ROME — An Italian ecumenical mission is in Lebanon this week to work out the final details of a pilot project to bring as many as 1,000 refugees to Italy on humanitarian visas so they’re not tempted to risk deadly sea crossings to get to Europe.
The U.N. refugee agency has welcomed the initiative, one of many types of private sponsorships that are enabling particularly vulnerable or needy refugees to reach safety and start new lives in third countries.
In this case, the Federation of Protestant Churches in Italy and the Rome-based Catholic Sant’Egidio Community teamed up to ask the Italian government grant 1,000 humanitarian visas for refugees in camps in Lebanon, Morocco and Ethiopia.
The aim is to airlift an initial group of about 100 of the most vulnerable refugees — most of them Syrians who are sick, disabled or elderly, or women alone with young children — from a Lebanese camp by the end of the month or early February, said Marco Impagliazzo, president of the Sant’Egidio Community.
“It’s an exemplary agreement to avoid the ‘voyages of death’ and exploitation by traffickers,” Impagliazzo said in a phone interview. He added that he hoped Italy would offer more such visas and that other European countries would follow suit.
Once in Italy, the refugees will begin the asylum process and will be provided with housing, health care, educational and vocational services.
The project is being largely financed by the Waldensian evangelical church, one of the religious groups that Italian taxpayers can select to receive a small percentage of their federal income taxes. Sant’Egidio is kicking in the rest.
The project calls for aid groups on the ground to help identify potential candidates who would be brought to the Italian consulate in Beirut for fingerprinting.
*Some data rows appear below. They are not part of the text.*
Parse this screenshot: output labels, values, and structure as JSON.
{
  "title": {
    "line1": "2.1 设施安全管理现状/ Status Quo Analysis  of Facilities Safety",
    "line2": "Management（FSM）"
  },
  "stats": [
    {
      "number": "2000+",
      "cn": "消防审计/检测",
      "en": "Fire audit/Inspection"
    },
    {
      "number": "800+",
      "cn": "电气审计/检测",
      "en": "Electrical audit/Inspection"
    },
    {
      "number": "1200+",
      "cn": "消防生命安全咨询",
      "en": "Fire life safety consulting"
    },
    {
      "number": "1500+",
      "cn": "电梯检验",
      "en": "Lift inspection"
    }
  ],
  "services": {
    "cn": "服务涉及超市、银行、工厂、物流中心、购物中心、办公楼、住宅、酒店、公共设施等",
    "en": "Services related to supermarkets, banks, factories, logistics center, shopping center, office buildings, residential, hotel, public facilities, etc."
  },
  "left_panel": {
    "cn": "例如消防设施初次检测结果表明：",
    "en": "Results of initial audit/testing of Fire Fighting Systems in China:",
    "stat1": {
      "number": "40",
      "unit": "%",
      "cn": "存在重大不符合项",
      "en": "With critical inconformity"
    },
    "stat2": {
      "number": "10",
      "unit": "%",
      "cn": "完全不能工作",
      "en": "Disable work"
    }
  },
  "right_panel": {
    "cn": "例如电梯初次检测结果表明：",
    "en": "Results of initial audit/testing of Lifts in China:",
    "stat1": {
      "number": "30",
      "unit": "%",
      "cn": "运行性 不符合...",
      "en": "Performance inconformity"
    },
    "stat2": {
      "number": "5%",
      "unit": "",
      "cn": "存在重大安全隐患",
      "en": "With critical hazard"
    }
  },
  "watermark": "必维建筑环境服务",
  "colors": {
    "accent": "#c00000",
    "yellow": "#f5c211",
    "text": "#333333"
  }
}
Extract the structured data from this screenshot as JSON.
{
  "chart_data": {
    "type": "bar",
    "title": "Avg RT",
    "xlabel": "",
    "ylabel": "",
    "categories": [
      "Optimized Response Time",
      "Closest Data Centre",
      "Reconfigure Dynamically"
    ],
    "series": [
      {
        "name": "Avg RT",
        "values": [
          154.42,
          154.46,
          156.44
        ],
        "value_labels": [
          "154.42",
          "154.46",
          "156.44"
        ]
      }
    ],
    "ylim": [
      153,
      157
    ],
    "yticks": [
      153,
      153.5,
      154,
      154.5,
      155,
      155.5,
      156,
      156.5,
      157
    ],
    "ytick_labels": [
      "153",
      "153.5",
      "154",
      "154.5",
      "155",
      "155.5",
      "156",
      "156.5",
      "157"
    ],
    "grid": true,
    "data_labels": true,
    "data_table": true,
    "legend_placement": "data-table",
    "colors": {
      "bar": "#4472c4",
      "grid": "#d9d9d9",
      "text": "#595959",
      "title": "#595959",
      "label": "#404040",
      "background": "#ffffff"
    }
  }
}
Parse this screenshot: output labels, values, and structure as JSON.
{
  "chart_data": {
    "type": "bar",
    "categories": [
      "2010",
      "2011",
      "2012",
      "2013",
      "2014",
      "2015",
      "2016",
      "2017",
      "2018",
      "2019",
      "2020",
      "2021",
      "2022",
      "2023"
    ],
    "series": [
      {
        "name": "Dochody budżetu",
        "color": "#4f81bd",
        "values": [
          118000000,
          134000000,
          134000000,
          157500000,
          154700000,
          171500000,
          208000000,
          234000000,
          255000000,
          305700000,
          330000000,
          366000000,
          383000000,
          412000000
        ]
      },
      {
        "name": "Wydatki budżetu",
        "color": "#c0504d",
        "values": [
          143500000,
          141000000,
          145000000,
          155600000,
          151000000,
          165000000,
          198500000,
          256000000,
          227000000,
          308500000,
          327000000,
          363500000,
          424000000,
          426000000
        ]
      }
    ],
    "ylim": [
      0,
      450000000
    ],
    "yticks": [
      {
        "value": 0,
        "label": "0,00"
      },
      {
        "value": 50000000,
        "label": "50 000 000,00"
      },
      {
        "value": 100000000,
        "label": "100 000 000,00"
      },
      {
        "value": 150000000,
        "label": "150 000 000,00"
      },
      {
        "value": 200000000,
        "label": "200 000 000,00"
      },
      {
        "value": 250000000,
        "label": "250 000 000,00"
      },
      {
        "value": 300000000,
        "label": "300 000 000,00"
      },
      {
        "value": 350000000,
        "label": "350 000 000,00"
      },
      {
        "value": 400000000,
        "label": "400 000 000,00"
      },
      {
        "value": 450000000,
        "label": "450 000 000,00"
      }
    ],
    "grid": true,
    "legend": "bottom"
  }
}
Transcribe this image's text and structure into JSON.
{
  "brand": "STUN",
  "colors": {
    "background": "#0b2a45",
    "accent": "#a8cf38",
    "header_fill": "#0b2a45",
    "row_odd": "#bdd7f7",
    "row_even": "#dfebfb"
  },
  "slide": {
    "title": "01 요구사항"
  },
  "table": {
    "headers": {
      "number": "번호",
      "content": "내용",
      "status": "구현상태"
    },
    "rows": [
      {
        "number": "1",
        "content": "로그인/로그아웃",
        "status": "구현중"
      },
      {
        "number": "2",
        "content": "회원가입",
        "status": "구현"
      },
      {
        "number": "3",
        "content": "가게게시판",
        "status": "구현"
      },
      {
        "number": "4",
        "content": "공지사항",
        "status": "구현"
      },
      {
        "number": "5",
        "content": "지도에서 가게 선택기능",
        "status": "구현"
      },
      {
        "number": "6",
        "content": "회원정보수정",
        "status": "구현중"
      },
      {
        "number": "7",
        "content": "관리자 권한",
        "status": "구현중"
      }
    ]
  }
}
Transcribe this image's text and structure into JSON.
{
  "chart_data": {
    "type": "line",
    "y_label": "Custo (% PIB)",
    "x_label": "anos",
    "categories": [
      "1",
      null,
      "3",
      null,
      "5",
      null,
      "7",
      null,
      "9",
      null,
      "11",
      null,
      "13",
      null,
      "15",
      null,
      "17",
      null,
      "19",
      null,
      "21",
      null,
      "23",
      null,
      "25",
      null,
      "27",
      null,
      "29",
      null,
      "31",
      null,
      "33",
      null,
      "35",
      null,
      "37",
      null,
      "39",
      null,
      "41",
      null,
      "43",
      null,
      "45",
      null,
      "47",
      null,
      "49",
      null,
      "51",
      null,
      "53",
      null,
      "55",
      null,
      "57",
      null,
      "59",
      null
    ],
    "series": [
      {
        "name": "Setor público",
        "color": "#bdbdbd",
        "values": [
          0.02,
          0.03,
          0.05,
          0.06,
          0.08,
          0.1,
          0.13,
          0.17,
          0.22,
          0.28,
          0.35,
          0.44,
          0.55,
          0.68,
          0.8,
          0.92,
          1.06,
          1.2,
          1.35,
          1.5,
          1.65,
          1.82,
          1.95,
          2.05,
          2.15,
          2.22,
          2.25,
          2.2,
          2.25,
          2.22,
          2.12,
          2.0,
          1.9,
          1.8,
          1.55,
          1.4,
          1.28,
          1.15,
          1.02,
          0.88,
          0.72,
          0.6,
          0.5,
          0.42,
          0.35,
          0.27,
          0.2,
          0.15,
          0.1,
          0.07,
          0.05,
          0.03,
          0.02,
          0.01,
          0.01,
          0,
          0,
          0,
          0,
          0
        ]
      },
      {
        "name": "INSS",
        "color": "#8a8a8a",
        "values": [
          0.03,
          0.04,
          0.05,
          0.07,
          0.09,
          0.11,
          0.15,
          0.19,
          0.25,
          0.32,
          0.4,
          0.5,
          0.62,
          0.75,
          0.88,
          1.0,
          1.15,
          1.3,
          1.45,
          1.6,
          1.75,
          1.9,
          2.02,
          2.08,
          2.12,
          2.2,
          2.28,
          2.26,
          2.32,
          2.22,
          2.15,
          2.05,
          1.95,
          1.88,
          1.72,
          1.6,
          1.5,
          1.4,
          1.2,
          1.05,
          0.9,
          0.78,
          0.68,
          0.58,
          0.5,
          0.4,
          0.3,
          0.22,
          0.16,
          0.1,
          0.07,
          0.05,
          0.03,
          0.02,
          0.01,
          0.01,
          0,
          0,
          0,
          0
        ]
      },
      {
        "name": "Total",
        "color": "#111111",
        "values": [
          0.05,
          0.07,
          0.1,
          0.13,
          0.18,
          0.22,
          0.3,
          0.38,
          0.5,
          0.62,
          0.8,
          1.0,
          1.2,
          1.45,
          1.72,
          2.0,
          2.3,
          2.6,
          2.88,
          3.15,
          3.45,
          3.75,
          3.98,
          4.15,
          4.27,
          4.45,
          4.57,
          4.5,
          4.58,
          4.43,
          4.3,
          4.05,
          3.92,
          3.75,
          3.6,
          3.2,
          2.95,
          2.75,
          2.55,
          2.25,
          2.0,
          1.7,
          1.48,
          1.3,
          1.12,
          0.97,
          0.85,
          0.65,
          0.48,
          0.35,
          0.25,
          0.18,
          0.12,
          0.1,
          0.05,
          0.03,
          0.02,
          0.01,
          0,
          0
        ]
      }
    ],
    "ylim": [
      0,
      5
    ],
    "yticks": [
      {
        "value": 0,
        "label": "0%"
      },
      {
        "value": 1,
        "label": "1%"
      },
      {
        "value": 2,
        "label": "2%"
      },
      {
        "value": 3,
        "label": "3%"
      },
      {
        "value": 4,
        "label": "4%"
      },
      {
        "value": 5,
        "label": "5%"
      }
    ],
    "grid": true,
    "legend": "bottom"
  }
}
Once the Italians have conducted the required security checks, the consulate would then process the visas, and the first “humanitarian corridor” will open, with the refugees taking a commercial flight to Italy, Impagliazzo said.
The U.N. High Commissioner for Refugees has long called for European countries, in particular, to facilitate legal immigration channels to discourage would-be refugees from turning to smugglers to get them to Europe.
“We are very, very positive and we hope that more countries will decide to follow these examples,” said Carlotta Sami, spokeswoman for UNHCR in southern Europe.
She noted that such private sponsorship initiatives, which are already in place in Germany, Canada, and Brazil, can often take much less time than official bilateral resettlement programs. These programs often require more than a year of diplomatic back-and-forth between governments before a refugee can be relocated.
“Only these kinds of programs can represent an incentive to not go to a human trafficker,” she said.